The cosmic evolution of massive black holes

Final Report Summary - MBHG (The cosmic evolution of massive black holes)

Massive black holes of millions of solar masses and above populate the centers of today's galaxies, including the Milky Way, and shone as quasars in the past; the massive black holes that we detect in nearby bulges are the remnants of this fiery past. The masses of black holes in local galaxies also define clear correlations with the properties of their hosts, showing that the growth of black holes is intimately linked to the one of their hosts, however, little is known about how they form and interact with their hosts in different environments, especially in at early cosmic epochs. In this project we have undertaken a theoretical investigation on the formation of massive black holes and their growth inside galaxies using cosmological hydrodynamical simulations and semi analytical models.

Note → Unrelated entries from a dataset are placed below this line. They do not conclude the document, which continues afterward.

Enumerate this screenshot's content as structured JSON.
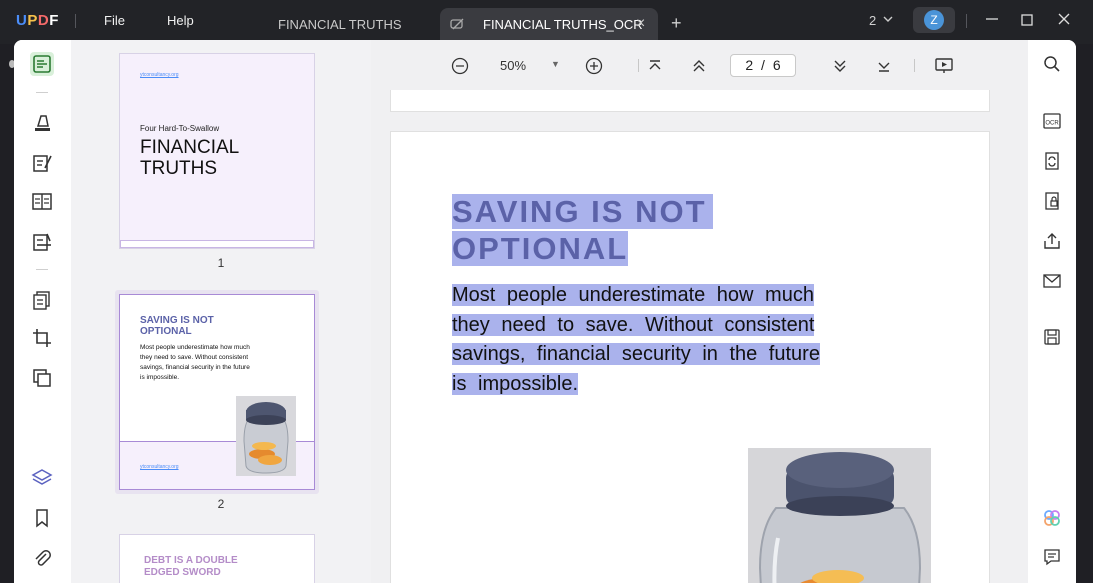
{
  "app": {
    "logo": "UPDF",
    "menu": {
      "file": "File",
      "help": "Help"
    },
    "tabs": [
      {
        "label": "FINANCIAL TRUTHS",
        "active": false
      },
      {
        "label": "FINANCIAL TRUTHS_OCR",
        "active": true
      }
    ],
    "tab_add": "+",
    "tab_close": "×",
    "window_count": "2",
    "user_initial": "Z"
  },
  "toolbar": {
    "zoom": "50%",
    "current_page": "2",
    "total_pages": "6",
    "page_separator": "/"
  },
  "thumbnails": [
    {
      "number": "1",
      "url": "ytconsultancy.org",
      "subtitle": "Four Hard-To-Swallow",
      "title_line1": "FINANCIAL",
      "title_line2": "TRUTHS"
    },
    {
      "number": "2",
      "heading_line1": "SAVING IS NOT",
      "heading_line2": "OPTIONAL",
      "body_lines": [
        "Most people underestimate how much",
        "they need to save. Without consistent",
        "savings, financial security in the future",
        "is impossible."
      ],
      "url": "ytconsultancy.org"
    },
    {
      "heading_line1": "DEBT IS A DOUBLE",
      "heading_line2": "EDGED SWORD"
    }
  ],
  "page": {
    "heading_line1": "SAVING IS NOT",
    "heading_line2": "OPTIONAL",
    "body_lines": [
      "Most people underestimate how much",
      "they need to save. Without consistent",
      "savings, financial security in the future",
      "is impossible."
    ]
  },
  "colors": {
    "accent": "#5b62a8",
    "highlight": "#aab2ec",
    "thumb_bg": "#f6f0fc",
    "link": "#4b8df8"
  }
}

We have followed the evolution of the galaxy/black hole system from the epoch of black hole formation to today, in different types of galaxies. We have studied the connection between black hole formation, the star formation history of the host and the cosmic environment. We have then expanded into the role of environment on black hole growth, especially for the first, small, galaxies at early cosmic times. We have also explored the evolution of massive black holes during galaxy mergers, focusing on both dynamics and accretion properties. On the one hand we have investigated when massive black holes light up as active galactic nuclei during galaxy mergers, on the other hand we have explored the conditions for effective pairing of massive black holes.
In relation to the state of the art, our studies have focused on the astro-physical detail, e.g. high spatial and temporal resolution to be able to track faithfully the properties of gas, stars and black holes. We have also highlighted the connection between empirical, (semi)analytical and numerical approaches, in order to obtain a comprehensive view of the evolution of black holes in galaxies.
By studying black hole mergers and the growth of black holes in galaxies, this project has provided the theoretical framework for planning future European facilities such as ATHENA and eLISA, thus improving the long-term career prospects for the fellow.
These studies have fostered and strengthened collaborations at the host Institution, where the fellow holds a permanent position and is fully integrated.